De façon plus large, l'éthique de l'IA devrait être le point de départ d'une réflexion plus globale sur l'usage des technologies NBIC (Nano technologie, Biotechnologie, technologie de l’Information et technologie cognitive). Ces technologies présentent de très nombreuses convergences car elles s’empruntent toutes des applications les unes aux autres, rendant l’éthique centrale sur l’ensemble des technologies étudiées.
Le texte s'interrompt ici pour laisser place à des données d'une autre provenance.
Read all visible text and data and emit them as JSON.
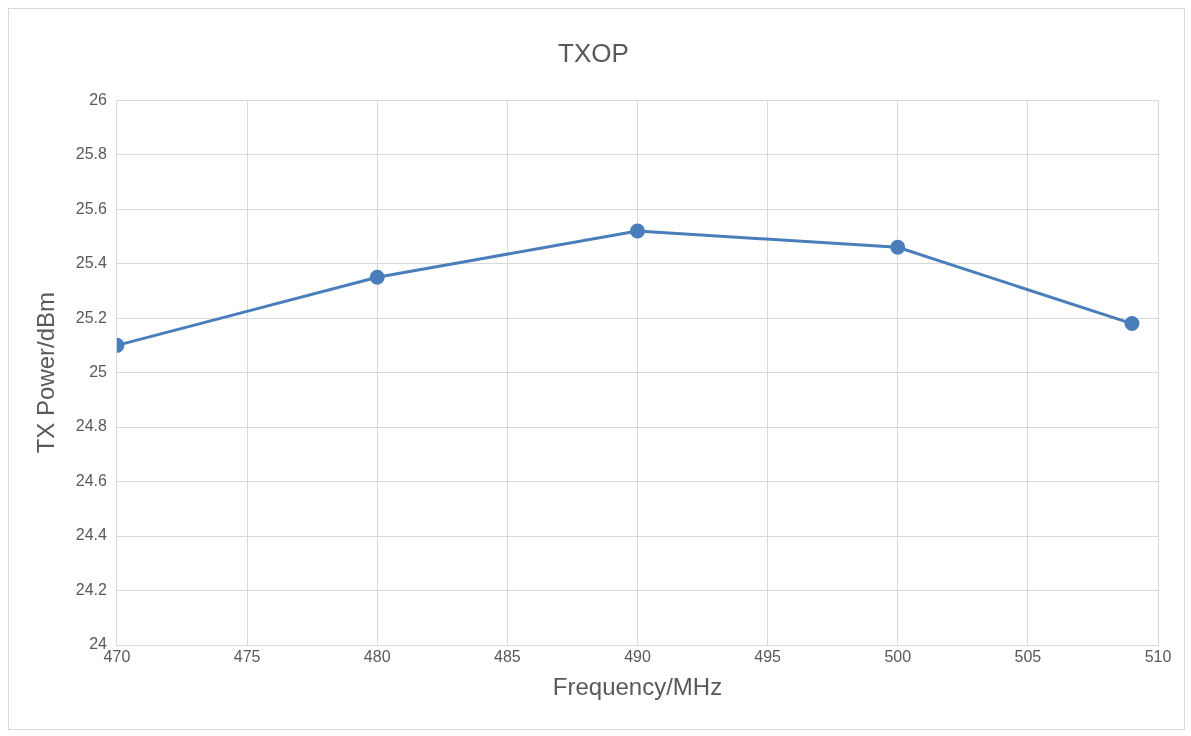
{
  "chart_data": {
    "type": "line",
    "title": "TXOP",
    "xlabel": "Frequency/MHz",
    "ylabel": "TX Power/dBm",
    "x": [
      470,
      480,
      490,
      500,
      509
    ],
    "series": [
      {
        "color": "#4a7ebb",
        "values": [
          25.1,
          25.35,
          25.52,
          25.46,
          25.18
        ]
      }
    ],
    "xlim": [
      470,
      510
    ],
    "xticks": [
      470,
      475,
      480,
      485,
      490,
      495,
      500,
      505,
      510
    ],
    "ylim": [
      24,
      26
    ],
    "yticks": [
      24,
      24.2,
      24.4,
      24.6,
      24.8,
      25,
      25.2,
      25.4,
      25.6,
      25.8,
      26
    ],
    "grid": true,
    "legend": false,
    "marker": "circle",
    "line_style": "solid"
  }
}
Un exemple peut être proposé dans le champ des neurosciences qui combinent dorénavant des dispositifs intracérébraux dotés d'algorithmes sophistiqués: les études des chercheurs suisses Marcello Ienca et Roberto Andorno conduisent à penser que les droits de l'homme à l'ère des neurosciences et des neuro technologies nécessiteront la création de quatre nouveaux droits humains: le droit à la liberté cognitive, le droit à la vie privée psychique, le droit à l'intégrité mentale et le droit à la continuité psychologique.

Il existe d’ailleurs aussi d'autres technologies qui nécessitent plus de discussions, notamment la blockchain, la biométrie, l'Internet des objets et l'informatique quantique. Bien que ces technologies en développement aient le pouvoir de favoriser le bien social, leur utilisation pourrait soulever des questions sociales et éthiques concernant l’équité, l’influence et la responsabilité, qui vont au-delà des questions de protection des données et de la vie privée.

En conclusion, ne nous laissons pas tenter par les fantasmes et le bluff technologique, selon l’expression du philosophe Jacques Ellul. Regardons en face les risques de l’IA et incitons nos responsables politiques à persévérer et trouver un consensus acceptable entre l'éthique, le droit et la compétitivité. Nous devons arrêter de parler d’éthique et commencer à agir.

L’intelligence artificielle peut être une chance formidable pour accélérer la réalisation des objectifs de développement durable. Mais toute révolution technologique entraîne de nouveaux déséquilibres qu’il faut essayer d’anticiper », spécifie Audrey Azoulay, directrice générale de l'UNESCO.